2. Render two MuJoCo views per frame:
   - "GT" using recorded joints,
   - "IK" using IK-recovered joints from the recorded EEF pose,
   then project the EEF onto each and overlay the recorded RGB.

3. Compute and log:
   - 3D position error: `||IK_eef_pos - GT_eef_pos||` per frame, mean + max.
   - 2D pixel error: `||proj(IK_eef) - proj(GT_eef)||` at IMG_W×IMG_H and
     at the cached 448×448 resolution.

4. **Acceptance:** save `panda_streaming/checkpoints/stage3_ik_recovery.png`
   showing the comparison plus error stats. Mean 3D error should be
   sub-mm; mean 2D error should be sub-pixel at 1080p. If not, the
   calibration from Stage 1 is wrong — go back, don't move forward.

---

## Stage 4 — Train PARA and pick up the bowl

**Output:** a video of the Panda picking up a bowl using
`deploy_ik_sequence.py` driving from a PARA checkpoint you trained.

**What to do:**

1. **Train.** From `panda_streaming/`:
   ```bash
   CUDA_VISIBLE_DEVICES=<free_gpu> MUJOCO_GL=egl \
   DINO_REPO_DIR=/data/cameron/keygrip/dinov3 \
   DINO_WEIGHTS_PATH=/data/cameron/.cache/torch/hub/checkpoints/dinov3_vits16plus_pretrain_lvd1689m-4057cbaa.pth \
   python train_panda_para.py \
     --data_dir /data/cameron/panda_data/<your_run> \
     --run_name panda_para_bowl_v1 \
     --epochs 500 --batch_size 4
   ```
   Watch wandb.
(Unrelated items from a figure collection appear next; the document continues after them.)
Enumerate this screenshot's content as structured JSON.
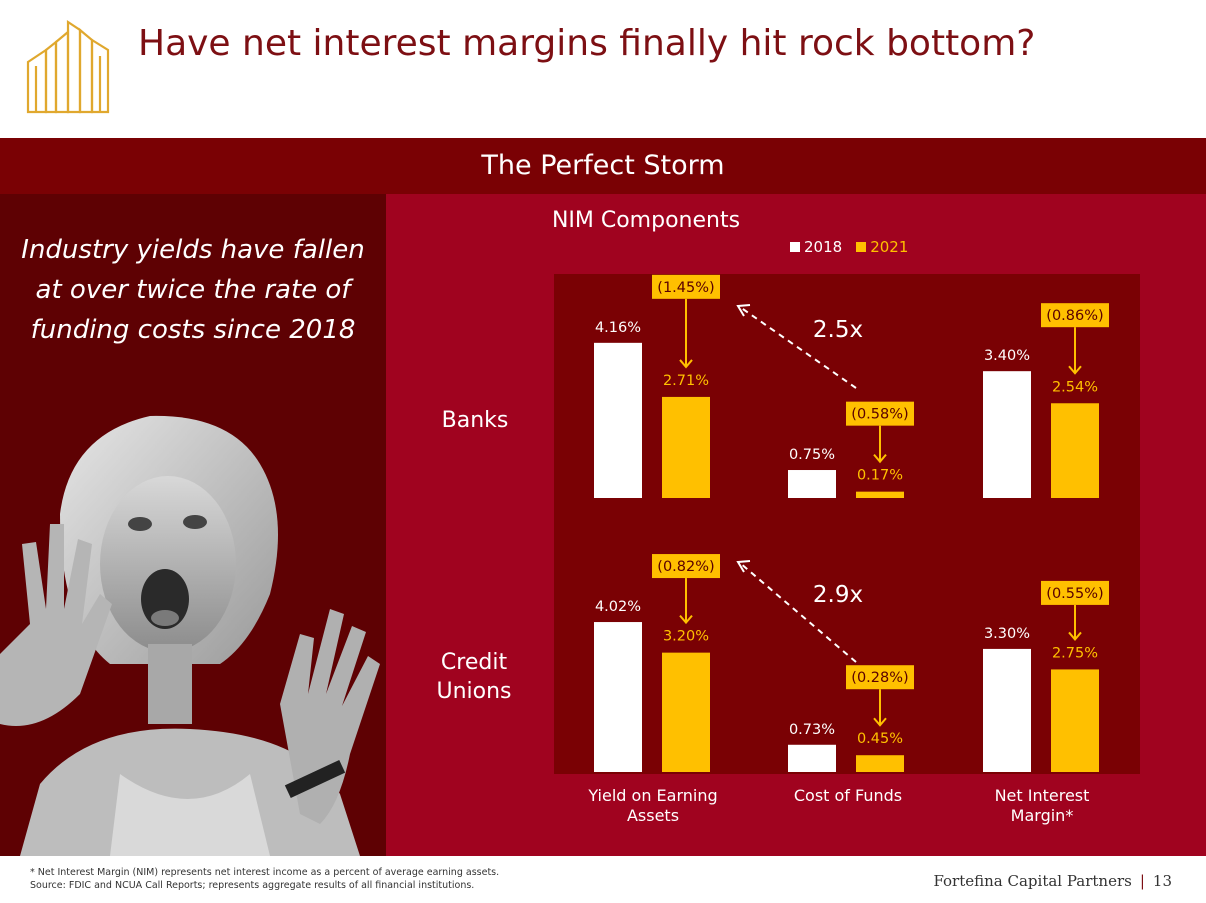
{
  "slide": {
    "title": "Have net interest margins finally hit rock bottom?",
    "banner": "The Perfect Storm",
    "headline": "Industry yields have fallen at over twice the rate of funding costs since 2018",
    "footnote_1": "* Net Interest Margin (NIM) represents net interest income as a percent of average earning assets.",
    "footnote_2": "Source: FDIC and NCUA Call Reports; represents aggregate results of all financial institutions.",
    "brand": "Fortefina Capital Partners",
    "page_number": "13"
  },
  "colors": {
    "y2018": "#ffffff",
    "y2021": "#ffc000",
    "panel": "#a0031f",
    "inner": "#7a0104",
    "title": "#7d0f13"
  },
  "chart_data": {
    "type": "bar",
    "title": "NIM Components",
    "legend": [
      "2018",
      "2021"
    ],
    "legend_placement": "top",
    "categories": [
      "Yield on Earning Assets",
      "Cost of Funds",
      "Net Interest Margin*"
    ],
    "panels": [
      {
        "name": "Banks",
        "series": [
          {
            "name": "2018",
            "values": [
              4.16,
              0.75,
              3.4
            ],
            "labels": [
              "4.16%",
              "0.75%",
              "3.40%"
            ]
          },
          {
            "name": "2021",
            "values": [
              2.71,
              0.17,
              2.54
            ],
            "labels": [
              "2.71%",
              "0.17%",
              "2.54%"
            ]
          }
        ],
        "changes": [
          "(1.45%)",
          "(0.58%)",
          "(0.86%)"
        ],
        "ratio": "2.5x"
      },
      {
        "name": "Credit Unions",
        "series": [
          {
            "name": "2018",
            "values": [
              4.02,
              0.73,
              3.3
            ],
            "labels": [
              "4.02%",
              "0.73%",
              "3.30%"
            ]
          },
          {
            "name": "2021",
            "values": [
              3.2,
              0.45,
              2.75
            ],
            "labels": [
              "3.20%",
              "0.45%",
              "2.75%"
            ]
          }
        ],
        "changes": [
          "(0.82%)",
          "(0.28%)",
          "(0.55%)"
        ],
        "ratio": "2.9x"
      }
    ]
  }
}
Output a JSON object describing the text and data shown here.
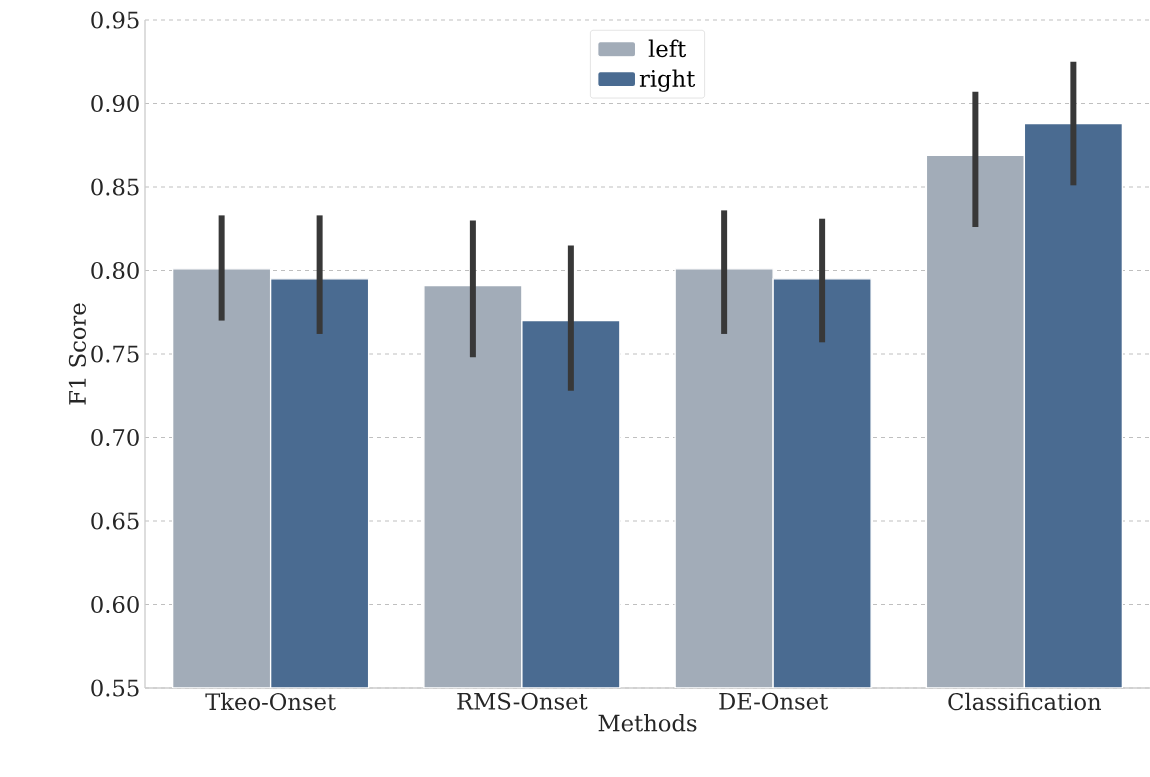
{
  "chart_data": {
    "type": "bar",
    "xlabel": "Methods",
    "ylabel": "F1 Score",
    "categories": [
      "Tkeo-Onset",
      "RMS-Onset",
      "DE-Onset",
      "Classification"
    ],
    "series": [
      {
        "name": "left",
        "color": "#a2acb8",
        "values": [
          0.801,
          0.791,
          0.801,
          0.869
        ],
        "errors": [
          [
            0.77,
            0.833
          ],
          [
            0.748,
            0.83
          ],
          [
            0.762,
            0.836
          ],
          [
            0.826,
            0.907
          ]
        ]
      },
      {
        "name": "right",
        "color": "#4a6b91",
        "values": [
          0.795,
          0.77,
          0.795,
          0.888
        ],
        "errors": [
          [
            0.762,
            0.833
          ],
          [
            0.728,
            0.815
          ],
          [
            0.757,
            0.831
          ],
          [
            0.851,
            0.925
          ]
        ]
      }
    ],
    "ylim": [
      0.55,
      0.95
    ],
    "yticks": [
      0.55,
      {
        "value": 0.6,
        "label": "0.60"
      },
      0.65,
      {
        "value": 0.7,
        "label": "0.70"
      },
      0.75,
      {
        "value": 0.8,
        "label": "0.80"
      },
      0.85,
      {
        "value": 0.9,
        "label": "0.90"
      },
      0.95
    ],
    "grid": "y",
    "legend": "top"
  }
}
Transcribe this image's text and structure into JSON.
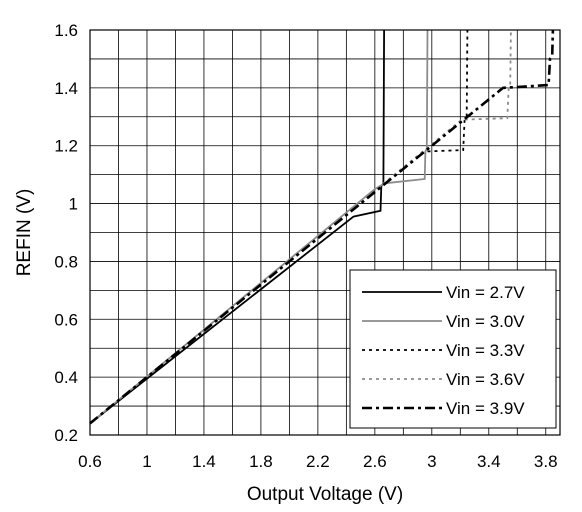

The `vis/train_strip` and `vis/val_strip` images show
   per-timestep heatmaps + GT/pred keypoints — once those align with the
   gripper consistently across the val set, you're ready to deploy.

2. **Deploy.** From `panda_streaming/`:
   ```bash
   MUJOCO_GL=egl python deploy_ik_sequence.py \
     --checkpoint checkpoints/panda_para_bowl_v1/best.pth \
     --bowl_pose <wherever you put it>
   ```
   `deploy_ik_sequence.py` runs the model on the current frame, gets a
   12-step (`N_WINDOW`) trajectory of `(u, v, h)` + gripper, unprojects to
   3D, runs IK to joint states, and publishes them to
   `/gello/joint_states`.

3. **Acceptance:** an MP4 of the Panda actually picking up the bowl, plus
   a wandb run URL. Drop the MP4 at
   `panda_streaming/checkpoints/stage4_bowl_pickup.mp4`.

---

## How to report progress on each stage

Use the fleet `Report` helper (see
`/data/cameron/agents_stuff/shared/REPORT_FORMAT.md`). Every report needs:

1. Summary
2. Training data (sample images/video)
3. Test setup (sample frames showing what's different)
4. Results (table + at least one success and one failure clip)
5. Analysis (failure modes)
6. Next steps & concerns
7. Reproducibility (exact command)

Drop reports under `/data/cameron/para/.agents/reports/<your_agent>/`.